Photo credit: Kelly Rossiter
We titled this series On Moving Toward Vegetarianism because it is aimed at people who are thinking about vegetarianism, but aren't quite there yet. I know that there are many of you out there who are long-term committed vegetarians, but I also know that there are vegetarians out there who eat meat in secret. And then there are those of you who openly identify yourselves as flexitarian.A composite of "flexible" and "vegetarian", it is defined as a vegetarian who very occasionally eats meat, poultry or fish. Those of you who are vegetarians for ethical reasons aren't going to embrace this approach. But people who are interested in becoming vegetarian for health reasons may see this as a way to decrease meat intake, while working towards a more vegetarian based diet.
Not everyone has the same level of commitment, or the willpower to consistently remain on an all vegetarian diet. Dietitians and nutritionists have long known that many people drift in and out of a vegetarianism for a variety of reasons. Being a flexitarian allows you to eat the occasional bit of meat without feeling a sense of lapsing. As with weight loss diets, if you make a conscious decision to eat something normally forbidden to you, accept it and get back to your regular diet.
If you do choose to add some meat to your diet occasionally, avoid buying it in a grocery store. Go to a butcher and ask about the source of the meat. Be sure it is organically raised without antibiotics and hormones. Make it a side dish, rather than the main event. If you are eating fish, be sure to choose something that is not on the endangered list.
No doubt committed vegetarian readers will be outraged by this post, but the fact is, people still eat meat. Many of you leapt to the defense of mock meat last week because you still wanted the taste of meat without eating animals. Well, it seems that there are some people who would rather eat the actual meat from time to time, rather than eating the chemical equivalent. Everyone makes their own choices, so rather than maligning people and for what they eat, we should be encouraging them to continue to eat a largely vegetarian diet.
Photo credit: Kelly Rossiter
I was surprised to find that I had no barley in my cupboard when I went to make this soup, but we are in the middle of a blizzard and so I substituted cooked rice instead
Barley Mushroom Soup
2/3 cup pearl barley
6 cups of water or vegetable stock
1 tbsp extra-virgin olive oil
1 tbsp unsalted butter
12 ounces mushrooms, trimmed and thinly sliced
1 cup chopped onion
1 cup shredded kale or other dark leafy green
1/2 cup diced peeled carrots
1/2 cup diced celery
1 tsp sea salt or kosher salt
2 tbsp chopped fresh dill
1 tbsp soy sauce
freshly ground pepper
1. In a 4 -5 quart Dutch oven or other heavy pot, combine the barley with the water and bring to a boil over high heat.
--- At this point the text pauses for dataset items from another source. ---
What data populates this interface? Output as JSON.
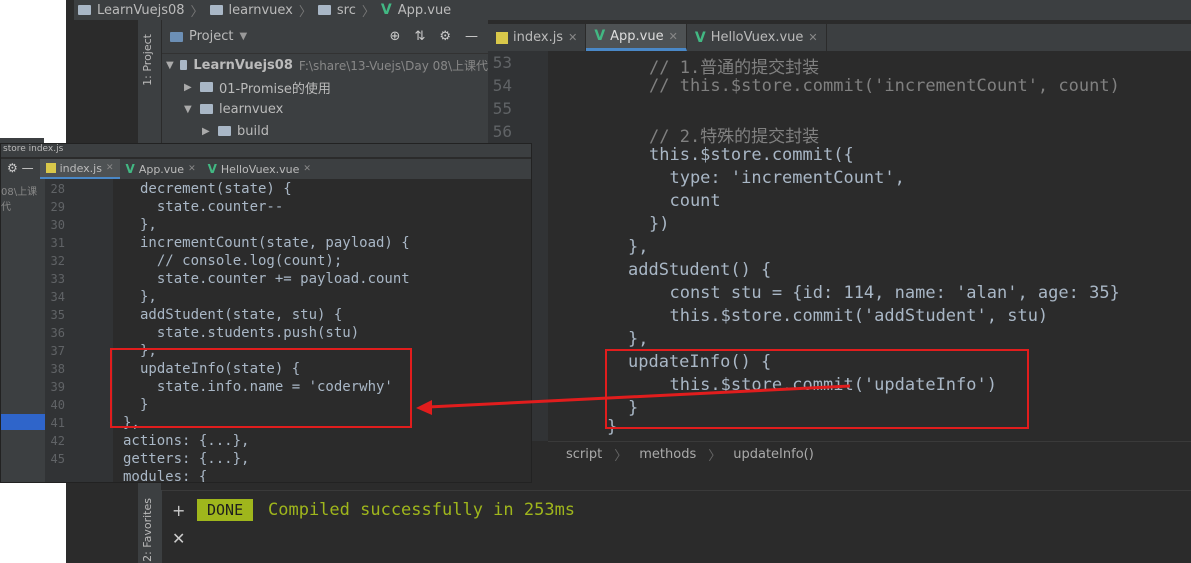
{
  "breadcrumb": [
    "LearnVuejs08",
    "learnvuex",
    "src",
    "App.vue"
  ],
  "sidebar_labels": {
    "project": "1: Project",
    "favorites": "2: Favorites"
  },
  "project_panel": {
    "title": "Project",
    "rows": [
      {
        "name": "LearnVuejs08",
        "hint": "F:\\share\\13-Vuejs\\Day 08\\上课代"
      },
      {
        "name": "01-Promise的使用",
        "hint": ""
      },
      {
        "name": "learnvuex",
        "hint": ""
      },
      {
        "name": "build",
        "hint": ""
      }
    ]
  },
  "main_tabs": [
    {
      "label": "index.js",
      "icon": "js-file-icon"
    },
    {
      "label": "App.vue",
      "icon": "vue-file-icon"
    },
    {
      "label": "HelloVuex.vue",
      "icon": "vue-file-icon"
    }
  ],
  "main_line_numbers": [
    "53",
    "54",
    "55",
    "56"
  ],
  "main_code": [
    "// 1.普通的提交封装",
    "// this.$store.commit('incrementCount', count)",
    "",
    "// 2.特殊的提交封装",
    "this.$store.commit({",
    "  type: 'incrementCount',",
    "  count",
    "})",
    "},",
    "addStudent() {",
    "  const stu = {id: 114, name: 'alan', age: 35}",
    "  this.$store.commit('addStudent', stu)",
    "},",
    "updateInfo() {",
    "  this.$store.commit('updateInfo')",
    "}",
    "}"
  ],
  "structure_path": [
    "script",
    "methods",
    "updateInfo()"
  ],
  "terminal": {
    "badge": "DONE",
    "message": "Compiled successfully in 253ms"
  },
  "overlay": {
    "top_crumb": "store   index.js",
    "side_hint": "08\\上课代",
    "tabs": [
      {
        "label": "index.js",
        "icon": "js-file-icon"
      },
      {
        "label": "App.vue",
        "icon": "vue-file-icon"
      },
      {
        "label": "HelloVuex.vue",
        "icon": "vue-file-icon"
      }
    ],
    "line_numbers": [
      "28",
      "29",
      "30",
      "31",
      "32",
      "33",
      "34",
      "35",
      "36",
      "37",
      "38",
      "39",
      "40",
      "41",
      "42",
      "45"
    ],
    "code": [
      "decrement(state) {",
      "  state.counter--",
      "},",
      "incrementCount(state, payload) {",
      "  // console.log(count);",
      "  state.counter += payload.count",
      "},",
      "addStudent(state, stu) {",
      "  state.students.push(stu)",
      "},",
      "updateInfo(state) {",
      "  state.info.name = 'coderwhy'",
      "}",
      "},",
      "actions: {...},",
      "getters: {...},",
      "modules: {"
    ]
  },
  "colors": {
    "accent_red": "#e11d1d",
    "done_green": "#9fb61c",
    "vue_green": "#42b883"
  }
}
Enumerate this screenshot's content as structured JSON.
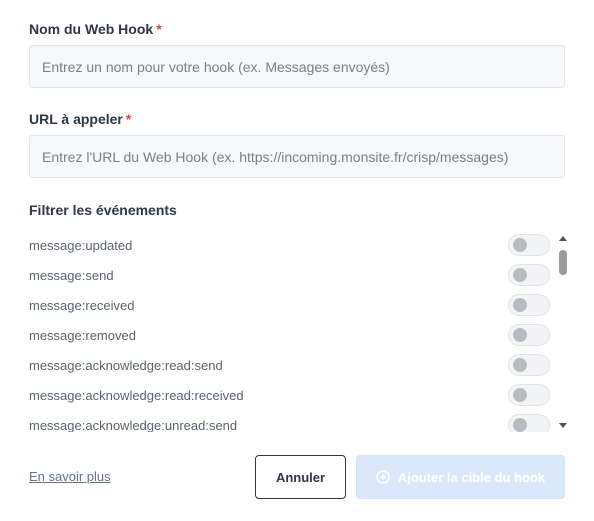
{
  "form": {
    "name_label": "Nom du Web Hook",
    "name_required": "*",
    "name_placeholder": "Entrez un nom pour votre hook (ex. Messages envoyés)",
    "url_label": "URL à appeler",
    "url_required": "*",
    "url_placeholder": "Entrez l'URL du Web Hook (ex. https://incoming.monsite.fr/crisp/messages)"
  },
  "events": {
    "title": "Filtrer les événements",
    "items": [
      {
        "name": "message:updated",
        "enabled": false
      },
      {
        "name": "message:send",
        "enabled": false
      },
      {
        "name": "message:received",
        "enabled": false
      },
      {
        "name": "message:removed",
        "enabled": false
      },
      {
        "name": "message:acknowledge:read:send",
        "enabled": false
      },
      {
        "name": "message:acknowledge:read:received",
        "enabled": false
      },
      {
        "name": "message:acknowledge:unread:send",
        "enabled": false
      }
    ]
  },
  "footer": {
    "learn_more": "En savoir plus",
    "cancel": "Annuler",
    "add_target": "Ajouter la cible du hook"
  },
  "colors": {
    "required": "#e53e3e",
    "primary_disabled": "#dbe8fc"
  }
}
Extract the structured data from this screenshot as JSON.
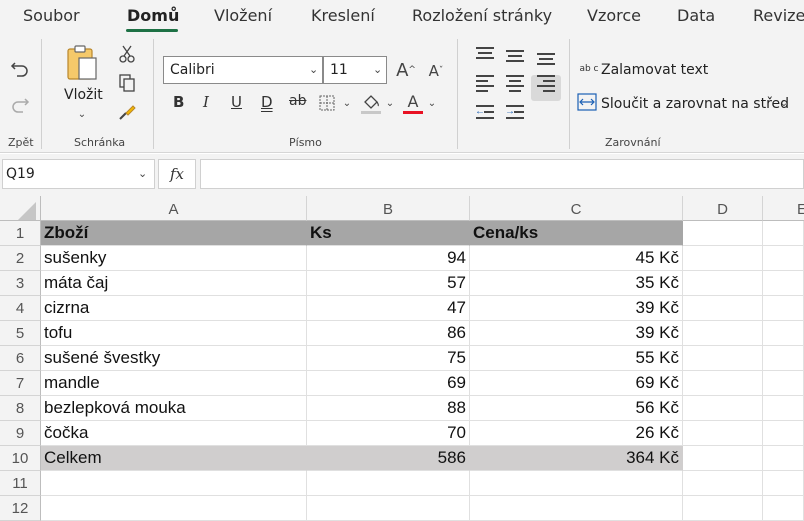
{
  "ribbon_tabs": [
    "Soubor",
    "Domů",
    "Vložení",
    "Kreslení",
    "Rozložení stránky",
    "Vzorce",
    "Data",
    "Revize"
  ],
  "active_tab": "Domů",
  "accent_color": "#1e7145",
  "groups": {
    "undo": {
      "label": "Zpět"
    },
    "clipboard": {
      "label": "Schránka",
      "paste_label": "Vložit"
    },
    "font": {
      "label": "Písmo",
      "font_name": "Calibri",
      "font_size": "11",
      "bold": "B",
      "italic": "I",
      "underline": "U",
      "double_underline": "D",
      "strikethrough": "ab",
      "font_color_letter": "A",
      "font_color": "#e81123"
    },
    "alignment": {
      "label": "Zarovnání",
      "wrap_text": "Zalamovat text",
      "wrap_icon_text": "ab c",
      "merge_center": "Sloučit a zarovnat na střed"
    }
  },
  "formula_bar": {
    "name_box": "Q19",
    "fx": "fx",
    "formula": ""
  },
  "columns": [
    "A",
    "B",
    "C",
    "D",
    "E"
  ],
  "rows": [
    "1",
    "2",
    "3",
    "4",
    "5",
    "6",
    "7",
    "8",
    "9",
    "10",
    "11",
    "12"
  ],
  "table": {
    "header": [
      "Zboží",
      "Ks",
      "Cena/ks"
    ],
    "items": [
      [
        "sušenky",
        "94",
        "45 Kč"
      ],
      [
        "máta čaj",
        "57",
        "35 Kč"
      ],
      [
        "cizrna",
        "47",
        "39 Kč"
      ],
      [
        "tofu",
        "86",
        "39 Kč"
      ],
      [
        "sušené švestky",
        "75",
        "55 Kč"
      ],
      [
        "mandle",
        "69",
        "69 Kč"
      ],
      [
        "bezlepková mouka",
        "88",
        "56 Kč"
      ],
      [
        "čočka",
        "70",
        "26 Kč"
      ]
    ],
    "total": [
      "Celkem",
      "586",
      "364 Kč"
    ]
  },
  "colors": {
    "header_fill": "#a6a6a6",
    "total_fill": "#d0cece"
  },
  "icons": [
    "undo-icon",
    "redo-icon",
    "paste-icon",
    "cut-icon",
    "copy-icon",
    "format-painter-icon",
    "grow-font-icon",
    "shrink-font-icon",
    "borders-icon",
    "fill-color-icon",
    "font-color-icon",
    "align-top-icon",
    "align-middle-icon",
    "align-bottom-icon",
    "align-left-icon",
    "align-center-icon",
    "align-right-icon",
    "decrease-indent-icon",
    "increase-indent-icon",
    "wrap-text-icon",
    "merge-center-icon"
  ]
}
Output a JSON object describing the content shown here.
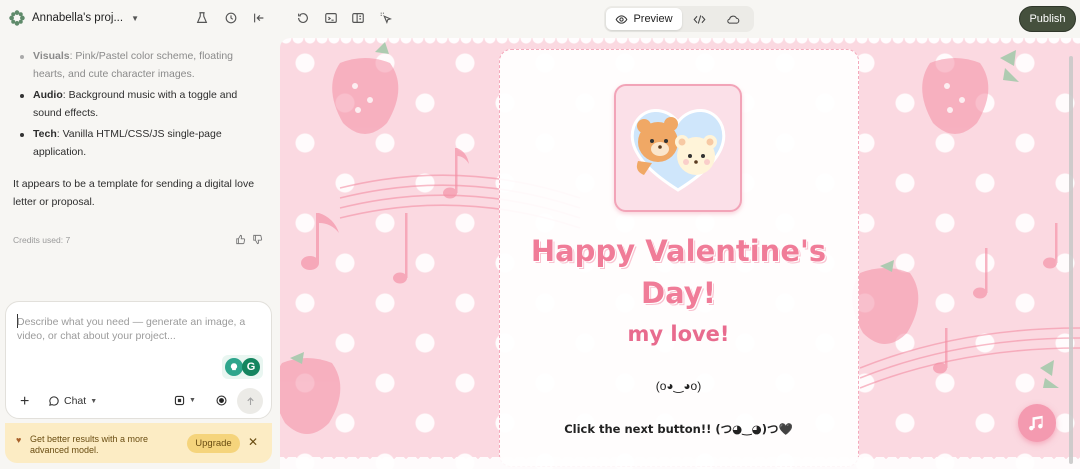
{
  "project": {
    "title": "Annabella's proj..."
  },
  "top": {
    "preview_label": "Preview",
    "publish_label": "Publish"
  },
  "chat": {
    "bullets": [
      {
        "key": "Visuals",
        "text": ": Pink/Pastel color scheme, floating hearts, and cute character images."
      },
      {
        "key": "Audio",
        "text": ": Background music with a toggle and sound effects."
      },
      {
        "key": "Tech",
        "text": ": Vanilla HTML/CSS/JS single-page application."
      }
    ],
    "paragraph": "It appears to be a template for sending a digital love letter or proposal.",
    "credits": "Credits used: 7"
  },
  "composer": {
    "placeholder": "Describe what you need — generate an image, a video, or chat about your project...",
    "mode_label": "Chat"
  },
  "banner": {
    "text": "Get better results with a more advanced model.",
    "upgrade_label": "Upgrade"
  },
  "card": {
    "headline_line1": "Happy Valentine's",
    "headline_line2": "Day!",
    "subtitle": "my love!",
    "kaomoji": "(o◕‿◕o)",
    "next_text": "Click the next button!! (つ◕‿◕)つ🖤"
  },
  "colors": {
    "publish": "#45503d",
    "pink": "#f07c98",
    "banner": "#fcecc4"
  },
  "icons": [
    "settings-icon",
    "history-icon",
    "collapse-icon",
    "refresh-icon",
    "terminal-icon",
    "layout-icon",
    "select-icon",
    "eye-icon",
    "code-icon",
    "cloud-icon",
    "thumbs-up-icon",
    "thumbs-down-icon",
    "chat-icon",
    "plus-icon",
    "mic-icon",
    "send-icon",
    "music-icon",
    "heart-icon",
    "close-icon"
  ]
}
Reduce the heat to low and simmer, paritially covered, until the barley is tender, 35 to 45 minutes.
2. While the barley cooks, heat the oil and butter in a large skillet over medium heat. Add the mushrooms, onion, kale, carrots, celery and salt and cook, stirring occasionally to prevent browning, for 3 to 5 minutes. Reduce the heat to low, cover and cook until the vegetables are tender, about 15 minutes.
3. When the barley is plump and tender, stir in the vegetables. Add the dill and soy sauce and simmer for 3 minutes. Season the soup generously with black pepper and serve.